Regia di Carlos Alsina

(LOCANDINA)
(con Giuseppe Valenti)
(FOTO DI SCENA)
Raccontare una storia - dice Alsina - è per me una meravigliosa opportunità per appropriarmi del tempo. Nei caldi pomeriggi della mia infanzia, mia nonna aveva il potere di sfumare i confini tra "il paese reale" e quello "fantastico", racccontandomi storie concepite in immagini che mi coprivano, mi avvolgevano... volavano... volavano con me mentre il sonno finiva per cancellare le differenze... Se io potessi, adesso, ricreare quella profonda essenzialità, condividendola con il pubblico, credo che mi sentirei felice.

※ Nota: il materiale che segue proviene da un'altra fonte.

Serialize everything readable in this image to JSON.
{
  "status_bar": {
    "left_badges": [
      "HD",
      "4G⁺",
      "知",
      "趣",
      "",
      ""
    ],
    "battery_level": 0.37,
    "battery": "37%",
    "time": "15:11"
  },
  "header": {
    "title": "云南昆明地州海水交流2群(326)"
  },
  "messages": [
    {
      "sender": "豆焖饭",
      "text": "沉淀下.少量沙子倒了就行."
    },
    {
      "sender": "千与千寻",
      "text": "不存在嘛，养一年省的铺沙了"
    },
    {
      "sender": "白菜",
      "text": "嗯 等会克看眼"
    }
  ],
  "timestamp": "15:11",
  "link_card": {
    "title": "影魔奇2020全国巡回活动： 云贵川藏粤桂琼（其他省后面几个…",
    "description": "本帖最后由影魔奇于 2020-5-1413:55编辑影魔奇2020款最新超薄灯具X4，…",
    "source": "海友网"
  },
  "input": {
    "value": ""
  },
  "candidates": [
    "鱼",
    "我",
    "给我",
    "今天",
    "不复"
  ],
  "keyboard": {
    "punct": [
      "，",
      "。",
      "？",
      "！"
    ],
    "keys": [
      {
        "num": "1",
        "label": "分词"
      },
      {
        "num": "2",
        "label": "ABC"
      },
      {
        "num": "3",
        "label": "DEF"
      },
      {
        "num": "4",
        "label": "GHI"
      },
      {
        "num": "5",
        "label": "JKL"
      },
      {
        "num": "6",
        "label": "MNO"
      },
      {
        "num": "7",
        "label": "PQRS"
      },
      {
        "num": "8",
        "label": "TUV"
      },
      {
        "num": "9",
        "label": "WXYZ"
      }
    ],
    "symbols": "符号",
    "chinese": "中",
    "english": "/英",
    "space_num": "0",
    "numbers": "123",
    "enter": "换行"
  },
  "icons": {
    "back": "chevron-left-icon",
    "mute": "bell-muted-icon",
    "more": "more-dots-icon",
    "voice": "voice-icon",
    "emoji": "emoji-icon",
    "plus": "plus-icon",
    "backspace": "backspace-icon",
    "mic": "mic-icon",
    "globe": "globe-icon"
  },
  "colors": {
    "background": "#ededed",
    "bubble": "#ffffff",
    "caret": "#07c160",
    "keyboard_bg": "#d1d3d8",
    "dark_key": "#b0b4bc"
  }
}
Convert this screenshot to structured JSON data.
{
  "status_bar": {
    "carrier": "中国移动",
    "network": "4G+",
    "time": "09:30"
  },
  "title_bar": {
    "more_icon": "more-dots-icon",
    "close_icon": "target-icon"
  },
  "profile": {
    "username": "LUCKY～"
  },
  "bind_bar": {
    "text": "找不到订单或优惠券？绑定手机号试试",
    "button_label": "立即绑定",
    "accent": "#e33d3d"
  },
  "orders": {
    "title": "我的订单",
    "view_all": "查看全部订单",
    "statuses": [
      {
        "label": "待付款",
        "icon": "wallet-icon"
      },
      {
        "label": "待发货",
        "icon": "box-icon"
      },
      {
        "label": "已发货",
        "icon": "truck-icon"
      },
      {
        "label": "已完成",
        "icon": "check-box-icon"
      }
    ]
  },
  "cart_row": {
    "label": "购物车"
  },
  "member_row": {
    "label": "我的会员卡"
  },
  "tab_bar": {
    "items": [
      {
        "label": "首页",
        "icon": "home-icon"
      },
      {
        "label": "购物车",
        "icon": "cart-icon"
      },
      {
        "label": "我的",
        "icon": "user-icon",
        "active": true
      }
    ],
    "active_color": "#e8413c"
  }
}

E' in questa chiave semplice e spoglia che ho cercato di mettere in scena questa versione del racconto "I musicanti di Brema" dei fratelli Grimm.
Un solo attore sul palcoscenico. Niente di più che il suo corpo, le sue azioni, la sua voce e la sua anima che tentano di raggiungere quello che, forse, sviluppati computers e sofisticate scenografie non possono ancora raggiungere: quella calda e irripetibile vicinanza di un essere umano che racconta qualcosa, un altro che ascolta e l'immaginazione che vola... vola... vola... senza tempo... e senza confini...
RASSEGNA STAMPA
Giuseppe Valenti, nei panni del raccontastorie, trascina bambini e ragazzi nella fiaba dei fratelli Grimm, a seguito dell'asino, del cane e del gallo che fuggono dai loro rispettivi padroni per andare all'avventura.
L'esuberante attore riesce, grazie anche alla precisa regia di Alsina, a farci vedere, sentire, e quasi toccare i quattro animali musicisti e a coinvolgere grandi e piccini.